With a few swipes on your smartphone, you can place an online order for a sleek and modern new coffee machine. Or vacuum. Or printer.
A confirmation lands in your inbox. The delivery driver captures your signature on an electronic pad.
Open the box containing your new technological gadget and what do you find? Paper user manuals, warranty cards and assembly instructions.
It’s a disconnect that McMaster grads Arnab Barua and Martin Gagne are determined to remedy.
“Product instructions suck. They’re wasteful, they’re outdated and they’re very hard to keep,” says Barua.
“We created Dux to digitize all of that paper and provide consumers with a better way to consume, share and save instructions.”
Your delivery arrives and you tap your phone on the QR code on the outside of the box.
The instructions you need are now displayed on the screen, as well as uploaded to your account for easy access in eight months when the blue light on your coffee maker begins flashing for no obvious reason.
“We see Dux becoming the global library of product instructions,” says Barua, who graduated in 2017 after studying economics.
The former university roommates say their vision is driven by a desire to improve sustainability through economic value.
“Not only can we help with climate change, but we’re also providing a better consumer experience,” says Gagne, a 2017 mechatronics Engineering & Management grad.
For companies, the benefits of digitization are considerable.
Along with being cheaper to make, digital instructions can be updated when necessary. Data can show where customers are struggling with directions, and support links can be integrated into descriptions.

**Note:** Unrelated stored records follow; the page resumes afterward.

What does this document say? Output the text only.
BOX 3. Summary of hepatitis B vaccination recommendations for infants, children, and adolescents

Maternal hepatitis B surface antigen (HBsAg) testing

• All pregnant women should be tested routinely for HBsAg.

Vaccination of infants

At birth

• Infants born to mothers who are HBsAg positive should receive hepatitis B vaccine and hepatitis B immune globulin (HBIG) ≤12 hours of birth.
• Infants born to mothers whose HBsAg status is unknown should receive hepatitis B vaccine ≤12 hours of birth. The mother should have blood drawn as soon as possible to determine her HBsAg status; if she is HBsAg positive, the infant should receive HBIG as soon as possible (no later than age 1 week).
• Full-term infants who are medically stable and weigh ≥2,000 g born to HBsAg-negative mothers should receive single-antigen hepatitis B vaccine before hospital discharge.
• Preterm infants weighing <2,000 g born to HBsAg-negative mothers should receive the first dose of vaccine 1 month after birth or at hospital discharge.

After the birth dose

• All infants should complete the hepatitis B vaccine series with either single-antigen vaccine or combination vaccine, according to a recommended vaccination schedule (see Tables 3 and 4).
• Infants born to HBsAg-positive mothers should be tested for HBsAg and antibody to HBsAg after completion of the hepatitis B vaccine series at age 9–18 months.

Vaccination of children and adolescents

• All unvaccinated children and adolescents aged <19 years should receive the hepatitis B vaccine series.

Improving instructions allows companies to reduce the cost of helpline calls and unnecessary returns while making people happier with their purchases.
At the same time, digitized instructions help organizations to reduce their carbon footprints.
“We studied two major consumer goods companies that heavily rely on instructions for the user. They annually consume 760 million pieces of paper for instructions,” says Gagne.
That translates to the need to cut down 38,000 trees and is a “huge sustainability concern,” he adds.
Gagne, who has spent the last four years working in engineering and product development roles, is Dux’s chief technical officer.
The company’s app is now available for download on the Apple and Google Play stores.
A few organizations are currently testing Dux to share instructions with employees and customers, but the app’s easy-to-use templates are also available to users looking to share family recipes, house-sitting instructions or other how-to guides.
“We’ve added a bit of fun and flair to instructions by making them social and open,” explains Barua, who spent the last four years working for IBM as a management consultant and is CEO of Dux.
While the world of the startup features hard work and constant learning, the pair say their passion for the problem and their range of skills are making it an amazing experience.
“We always have a really good way of working together because of our diverse backgrounds,” says Barua. “And we’re building a business that will influence good societal change while giving companies a tool to create, share and monetize their instructions.”